The DPA should name every subprocessor, commit to US data residency, set a breach-notification window, and require deletion of carrier data on termination. The MSA should state explicitly that the carrier owns the investigation outputs - the report and the underlying evidence - and that the vendor will not train shared or foundation models on carrier claim data. Add an SLA with an uptime commitment and defined RTO and RPO, support tiers, and a liability framework sized to the sensitivity of the claims data. Critically, define the exit path: export of reports and evidence in a portable format plus a deletion certificate, so the carrier is never locked in. These terms are where a generic SaaS contract falls short of what insurance claims data requires.

Plan in two phases. A bounded pilot - one line of business and a defined flagged-claim cohort - lets the CIO and SIU director validate integration, data flow, security posture, and output quality against agreed success criteria before any production cutover. Because the platform consumes flagged claims and returns reports rather than replacing the claims system, the integration surface is smaller than a core-system project. The bigger variable is change management: the investigator's role shifts from execution to decision-making, so the plan should avoid doubling adjuster cognitive load during transition. Size the pilot against real capacity - an AI investigation layer can take an investigator from roughly 10 manual investigations a month toward 800+ - and use the measured lift to scope production. Carriers on pre-cloud mainframe claims stacks should expect longer timelines.
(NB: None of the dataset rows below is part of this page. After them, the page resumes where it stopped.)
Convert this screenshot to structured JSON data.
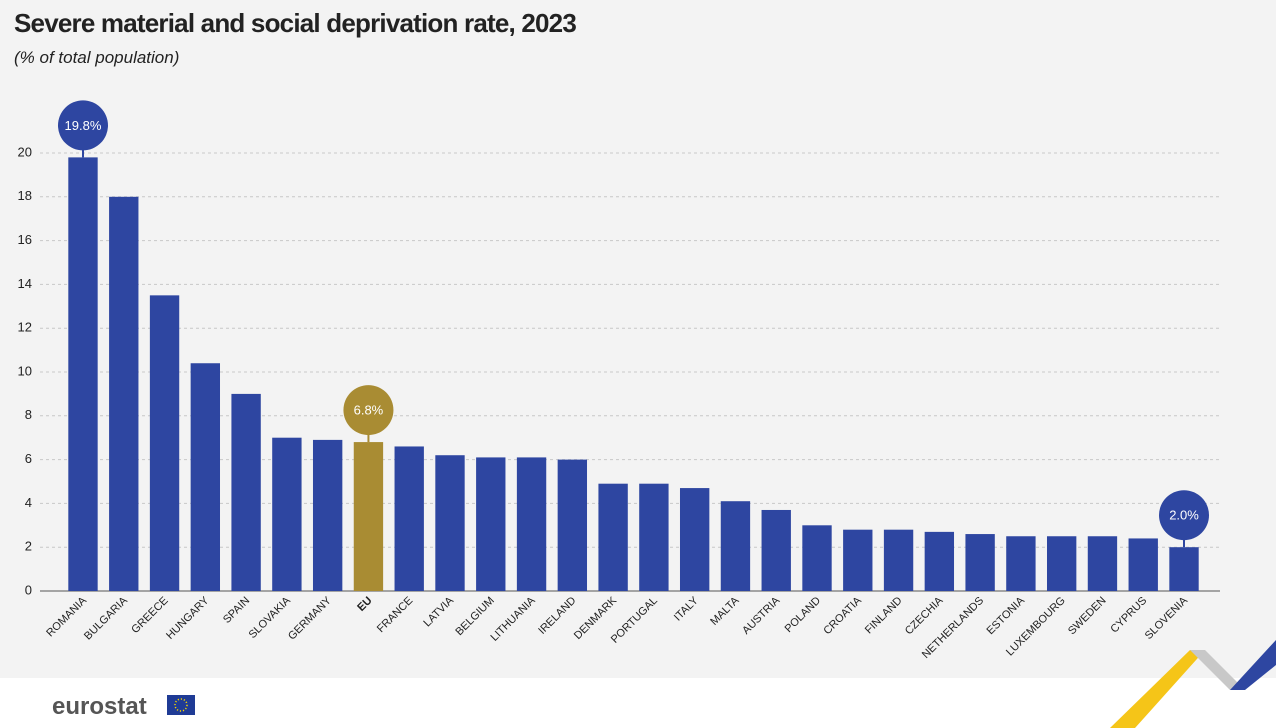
{
  "chart_data": {
    "type": "bar",
    "title": "Severe material and social deprivation rate, 2023",
    "subtitle": "(% of total population)",
    "categories": [
      "ROMANIA",
      "BULGARIA",
      "GREECE",
      "HUNGARY",
      "SPAIN",
      "SLOVAKIA",
      "GERMANY",
      "EU",
      "FRANCE",
      "LATVIA",
      "BELGIUM",
      "LITHUANIA",
      "IRELAND",
      "DENMARK",
      "PORTUGAL",
      "ITALY",
      "MALTA",
      "AUSTRIA",
      "POLAND",
      "CROATIA",
      "FINLAND",
      "CZECHIA",
      "NETHERLANDS",
      "ESTONIA",
      "LUXEMBOURG",
      "SWEDEN",
      "CYPRUS",
      "SLOVENIA"
    ],
    "values": [
      19.8,
      18.0,
      13.5,
      10.4,
      9.0,
      7.0,
      6.9,
      6.8,
      6.6,
      6.2,
      6.1,
      6.1,
      6.0,
      4.9,
      4.9,
      4.7,
      4.1,
      3.7,
      3.0,
      2.8,
      2.8,
      2.7,
      2.6,
      2.5,
      2.5,
      2.5,
      2.4,
      2.0
    ],
    "value_labels": [
      "19.8%",
      null,
      null,
      null,
      null,
      null,
      null,
      "6.8%",
      null,
      null,
      null,
      null,
      null,
      null,
      null,
      null,
      null,
      null,
      null,
      null,
      null,
      null,
      null,
      null,
      null,
      null,
      null,
      "2.0%"
    ],
    "colors": [
      "#2e46a1",
      "#2e46a1",
      "#2e46a1",
      "#2e46a1",
      "#2e46a1",
      "#2e46a1",
      "#2e46a1",
      "#a98c33",
      "#2e46a1",
      "#2e46a1",
      "#2e46a1",
      "#2e46a1",
      "#2e46a1",
      "#2e46a1",
      "#2e46a1",
      "#2e46a1",
      "#2e46a1",
      "#2e46a1",
      "#2e46a1",
      "#2e46a1",
      "#2e46a1",
      "#2e46a1",
      "#2e46a1",
      "#2e46a1",
      "#2e46a1",
      "#2e46a1",
      "#2e46a1",
      "#2e46a1"
    ],
    "ylim": [
      0,
      20
    ],
    "yticks": [
      0,
      2,
      4,
      6,
      8,
      10,
      12,
      14,
      16,
      18,
      20
    ],
    "grid": true
  },
  "logo": "eurostat"
}
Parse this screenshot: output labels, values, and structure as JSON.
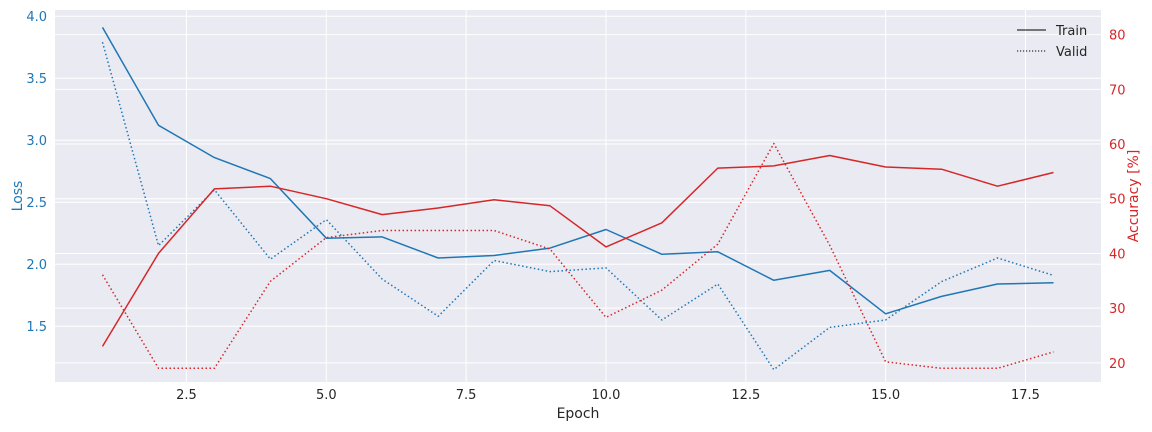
{
  "chart_data": {
    "type": "line",
    "xlabel": "Epoch",
    "ylabel_left": "Loss",
    "ylabel_right": "Accuracy [%]",
    "x": [
      1,
      2,
      3,
      4,
      5,
      6,
      7,
      8,
      9,
      10,
      11,
      12,
      13,
      14,
      15,
      16,
      17,
      18
    ],
    "xlim": [
      0.15,
      18.85
    ],
    "ylim_left": [
      1.05,
      4.05
    ],
    "ylim_right": [
      16.5,
      84.5
    ],
    "x_ticks": [
      2.5,
      5.0,
      7.5,
      10.0,
      12.5,
      15.0,
      17.5
    ],
    "x_tick_labels": [
      "2.5",
      "5.0",
      "7.5",
      "10.0",
      "12.5",
      "15.0",
      "17.5"
    ],
    "y_left_ticks": [
      1.5,
      2.0,
      2.5,
      3.0,
      3.5,
      4.0
    ],
    "y_left_tick_labels": [
      "1.5",
      "2.0",
      "2.5",
      "3.0",
      "3.5",
      "4.0"
    ],
    "y_right_ticks": [
      20,
      30,
      40,
      50,
      60,
      70,
      80
    ],
    "y_right_tick_labels": [
      "20",
      "30",
      "40",
      "50",
      "60",
      "70",
      "80"
    ],
    "grid": true,
    "legend_placement": "top-right",
    "legend": [
      {
        "label": "Train",
        "style": "solid"
      },
      {
        "label": "Valid",
        "style": "dotted"
      }
    ],
    "series": [
      {
        "metric": "loss",
        "split": "train",
        "axis": "left",
        "style": "solid",
        "color": "#1f77b4",
        "values": [
          3.91,
          3.12,
          2.86,
          2.69,
          2.21,
          2.22,
          2.05,
          2.07,
          2.13,
          2.28,
          2.08,
          2.1,
          1.87,
          1.95,
          1.6,
          1.74,
          1.84,
          1.85
        ]
      },
      {
        "metric": "loss",
        "split": "valid",
        "axis": "left",
        "style": "dotted",
        "color": "#1f77b4",
        "values": [
          3.79,
          2.15,
          2.6,
          2.04,
          2.36,
          1.88,
          1.58,
          2.03,
          1.94,
          1.97,
          1.55,
          1.84,
          1.15,
          1.49,
          1.55,
          1.86,
          2.05,
          1.91
        ]
      },
      {
        "metric": "accuracy",
        "split": "train",
        "axis": "right",
        "style": "solid",
        "color": "#d62728",
        "values": [
          23.0,
          40.0,
          51.8,
          52.3,
          50.0,
          47.1,
          48.3,
          49.8,
          48.7,
          41.2,
          45.6,
          55.6,
          56.0,
          57.9,
          55.8,
          55.4,
          52.3,
          54.8
        ]
      },
      {
        "metric": "accuracy",
        "split": "valid",
        "axis": "right",
        "style": "dotted",
        "color": "#d62728",
        "values": [
          36.1,
          19.0,
          19.0,
          34.9,
          42.9,
          44.2,
          44.2,
          44.2,
          40.8,
          28.3,
          33.3,
          41.7,
          60.1,
          41.5,
          20.2,
          19.0,
          19.0,
          22.0
        ]
      }
    ],
    "colors": {
      "background": "#eaeaf2",
      "grid": "#ffffff",
      "loss": "#1f77b4",
      "accuracy": "#d62728",
      "text": "#262626"
    }
  }
}
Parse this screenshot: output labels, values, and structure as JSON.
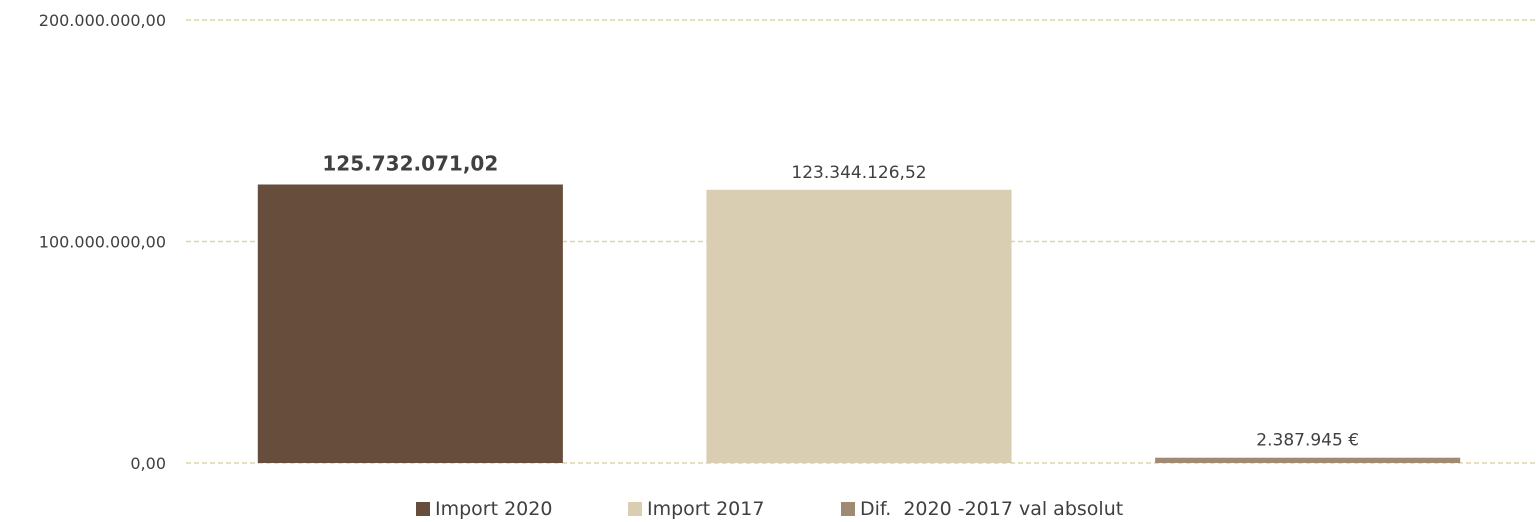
{
  "chart_data": {
    "type": "bar",
    "categories": [
      "Import 2020",
      "Import 2017",
      "Dif.  2020 -2017 val absolut"
    ],
    "values": [
      125732071.02,
      123344126.52,
      2387945
    ],
    "data_labels": [
      "125.732.071,02",
      "123.344.126,52",
      "2.387.945 €"
    ],
    "colors": [
      "#674E3C",
      "#D9CDB2",
      "#A08A74"
    ],
    "ylim": [
      0,
      200000000
    ],
    "yticks": [
      0,
      100000000,
      200000000
    ],
    "ytick_labels": [
      "0,00",
      "100.000.000,00",
      "200.000.000,00"
    ],
    "grid": true,
    "legend": {
      "position": "bottom",
      "items": [
        "Import 2020",
        "Import 2017",
        "Dif.  2020 -2017 val absolut"
      ]
    },
    "title": "",
    "xlabel": "",
    "ylabel": ""
  }
}
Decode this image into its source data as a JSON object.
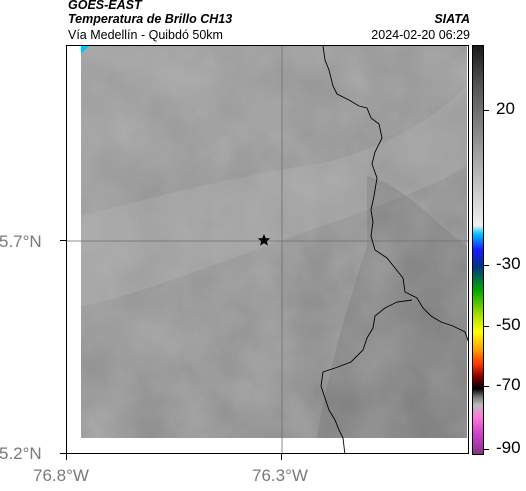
{
  "header": {
    "satellite": "GOES-EAST",
    "product": "Temperatura de Brillo CH13",
    "region": "Vía Medellín - Quibdó 50km",
    "organization": "SIATA",
    "datetime": "2024-02-20 06:29"
  },
  "map": {
    "lat_labels": [
      "5.7°N",
      "5.2°N"
    ],
    "lon_labels": [
      "76.8°W",
      "76.3°W"
    ],
    "marker": "star-marker",
    "colors": {
      "base_gray": "#8c8c8c",
      "border_line": "#000000",
      "grid": "#6e6e6e",
      "marker": "#000000"
    }
  },
  "colorbar": {
    "labels": [
      "20",
      "-30",
      "-50",
      "-70",
      "-90"
    ],
    "stops": [
      "#1a1a1a",
      "#555555",
      "#9a9a9a",
      "#f0f0f0",
      "#00c8ff",
      "#1a1aff",
      "#003388",
      "#00aa00",
      "#aadd00",
      "#ffff00",
      "#ffaa00",
      "#ff3300",
      "#880000",
      "#000000",
      "#777777",
      "#bbbbbb",
      "#ff77dd",
      "#cc44cc",
      "#883388"
    ]
  }
}
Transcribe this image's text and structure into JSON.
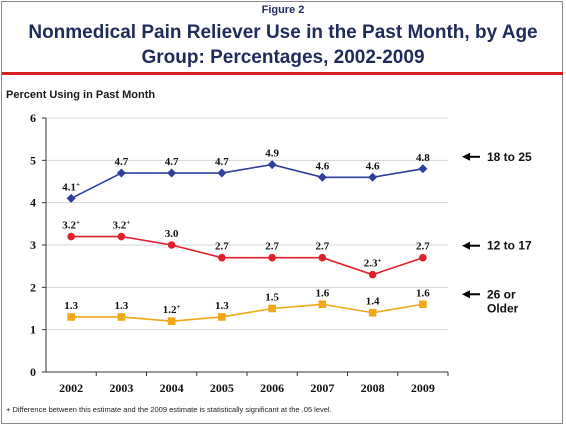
{
  "figure_label": "Figure 2",
  "title": "Nonmedical Pain Reliever Use in the Past Month, by Age Group: Percentages, 2002-2009",
  "footnote": "+ Difference between this estimate and the 2009 estimate is statistically significant at the .05 level.",
  "chart_data": {
    "type": "line",
    "x": [
      "2002",
      "2003",
      "2004",
      "2005",
      "2006",
      "2007",
      "2008",
      "2009"
    ],
    "ylabel": "Percent Using in Past Month",
    "ylim": [
      0,
      6
    ],
    "yticks": [
      "0",
      "1",
      "2",
      "3",
      "4",
      "5",
      "6"
    ],
    "grid": "horizontal",
    "legend": "right-end labels with arrows",
    "series": [
      {
        "name": "18 to 25",
        "legend_lines": [
          "18 to 25"
        ],
        "color": "#2e3f9e",
        "marker": "diamond",
        "values": [
          4.1,
          4.7,
          4.7,
          4.7,
          4.9,
          4.6,
          4.6,
          4.8
        ],
        "labels": [
          "4.1+",
          "4.7",
          "4.7",
          "4.7",
          "4.9",
          "4.6",
          "4.6",
          "4.8"
        ]
      },
      {
        "name": "12 to 17",
        "legend_lines": [
          "12 to 17"
        ],
        "color": "#e0202a",
        "marker": "circle",
        "values": [
          3.2,
          3.2,
          3.0,
          2.7,
          2.7,
          2.7,
          2.3,
          2.7
        ],
        "labels": [
          "3.2+",
          "3.2+",
          "3.0",
          "2.7",
          "2.7",
          "2.7",
          "2.3+",
          "2.7"
        ]
      },
      {
        "name": "26 or Older",
        "legend_lines": [
          "26 or",
          "Older"
        ],
        "color": "#f0a818",
        "marker": "square",
        "values": [
          1.3,
          1.3,
          1.2,
          1.3,
          1.5,
          1.6,
          1.4,
          1.6
        ],
        "labels": [
          "1.3",
          "1.3",
          "1.2+",
          "1.3",
          "1.5",
          "1.6",
          "1.4",
          "1.6"
        ]
      }
    ]
  }
}
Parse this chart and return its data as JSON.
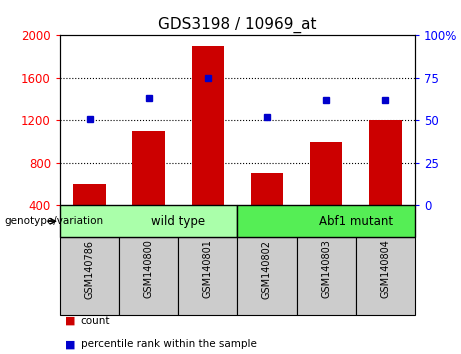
{
  "title": "GDS3198 / 10969_at",
  "categories": [
    "GSM140786",
    "GSM140800",
    "GSM140801",
    "GSM140802",
    "GSM140803",
    "GSM140804"
  ],
  "counts": [
    600,
    1100,
    1900,
    700,
    1000,
    1200
  ],
  "percentiles": [
    51,
    63,
    75,
    52,
    62,
    62
  ],
  "bar_color": "#cc0000",
  "dot_color": "#0000cc",
  "left_ylim": [
    400,
    2000
  ],
  "right_ylim": [
    0,
    100
  ],
  "left_yticks": [
    400,
    800,
    1200,
    1600,
    2000
  ],
  "right_yticks": [
    0,
    25,
    50,
    75,
    100
  ],
  "right_yticklabels": [
    "0",
    "25",
    "50",
    "75",
    "100%"
  ],
  "hlines": [
    800,
    1200,
    1600
  ],
  "groups": [
    {
      "label": "wild type",
      "start": 0,
      "end": 3,
      "color": "#aaffaa"
    },
    {
      "label": "Abf1 mutant",
      "start": 3,
      "end": 6,
      "color": "#55ee55"
    }
  ],
  "genotype_label": "genotype/variation",
  "legend_count_label": "count",
  "legend_percentile_label": "percentile rank within the sample",
  "xlabel_area_color": "#cccccc",
  "title_fontsize": 11,
  "tick_fontsize": 8.5,
  "label_fontsize": 7
}
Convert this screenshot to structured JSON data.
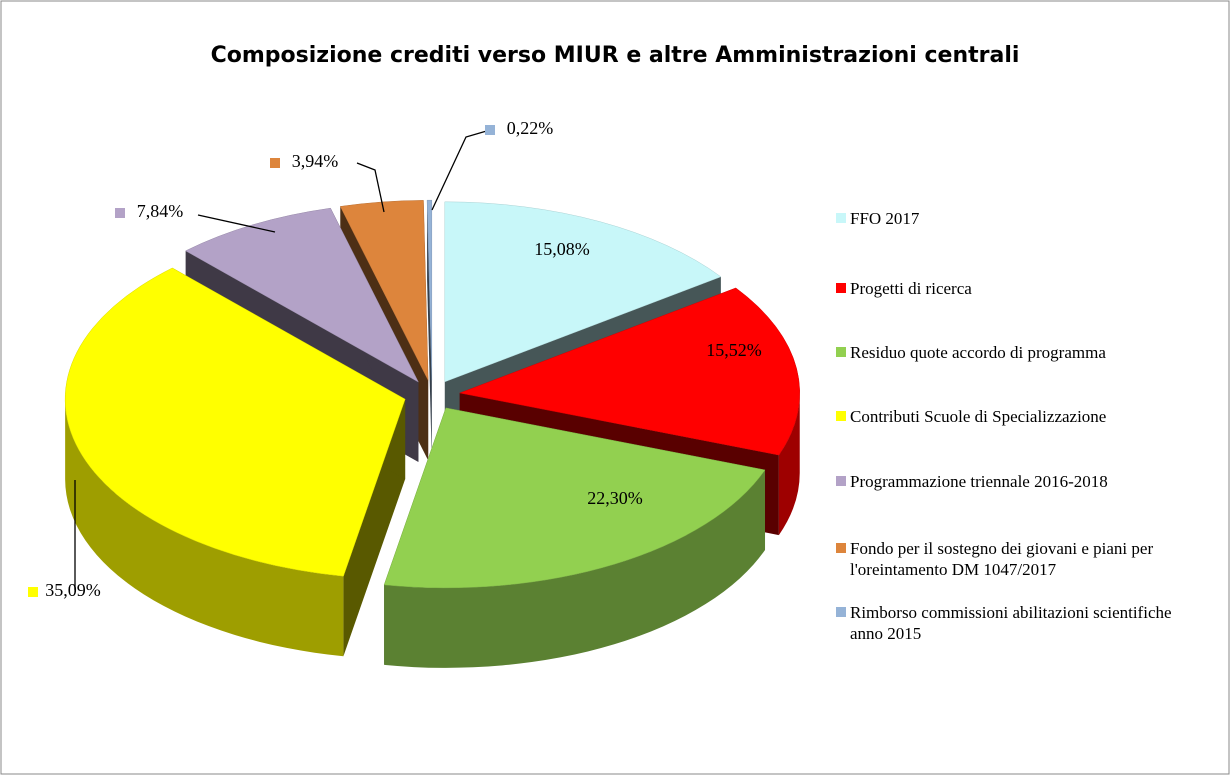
{
  "chart_data": {
    "type": "pie",
    "title": "Composizione crediti verso MIUR e altre Amministrazioni centrali",
    "categories": [
      "FFO 2017",
      "Progetti di ricerca",
      "Residuo quote accordo di programma",
      "Contributi Scuole di Specializzazione",
      "Programmazione triennale 2016-2018",
      "Fondo per il sostegno dei giovani e piani per l'oreintamento DM 1047/2017",
      "Rimborso commissioni abilitazioni scientifiche anno 2015"
    ],
    "values": [
      15.08,
      15.52,
      22.3,
      35.09,
      7.84,
      3.94,
      0.22
    ],
    "value_labels": [
      "15,08%",
      "15,52%",
      "22,30%",
      "35,09%",
      "7,84%",
      "3,94%",
      "0,22%"
    ],
    "colors": [
      "#c8f7f9",
      "#ff0000",
      "#92d050",
      "#ffff00",
      "#b3a2c7",
      "#dd853c",
      "#95b3d7"
    ],
    "legend": "right"
  }
}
Yes, and that is the modal deployment. FRISS, Shift, and Verisk operate at the detection layer: they flag suspicious claims. An autonomous investigation platform sits downstream and resolves the flag. The integration is API- or webhook-based, so the flag can arrive from the detection vendor or from claims-system triage. Hesper is complementary to FRISS, Shift Technology, and Verisk - not a replacement. For a CIO, this means the AI investigation layer does not disturb existing detection contracts or integrations; it consumes their output. The investigation layer is the one no detection vendor occupies - the incumbent there is the manual SIU team running 14+ days per case at roughly 25% coverage of flagged claims. Adding investigation moves coverage toward 100% without re-architecting detection.

A reconstructable decision trail. Every step the agent takes should be logged with its sources, its reasoning, and timestamps, and a human SIU lead should review and be able to override before any action. That record is what lets the output satisfy California's 10 CCR 2698.36 documented-decision requirement and appear in an antifraud plan filed under NAIC Model Act #680, adopted in 48 states. For the CIO, defensibility is a procurement requirement, not a nice-to-have: a black-box conclusion with no supporting evidence is what Legal and Compliance veto. Ask the vendor to show a sample report - the evidence chain, the cited sources, the reasoning behind the recommendation - and confirm an investigator can edit and sign off on it before it leaves the system.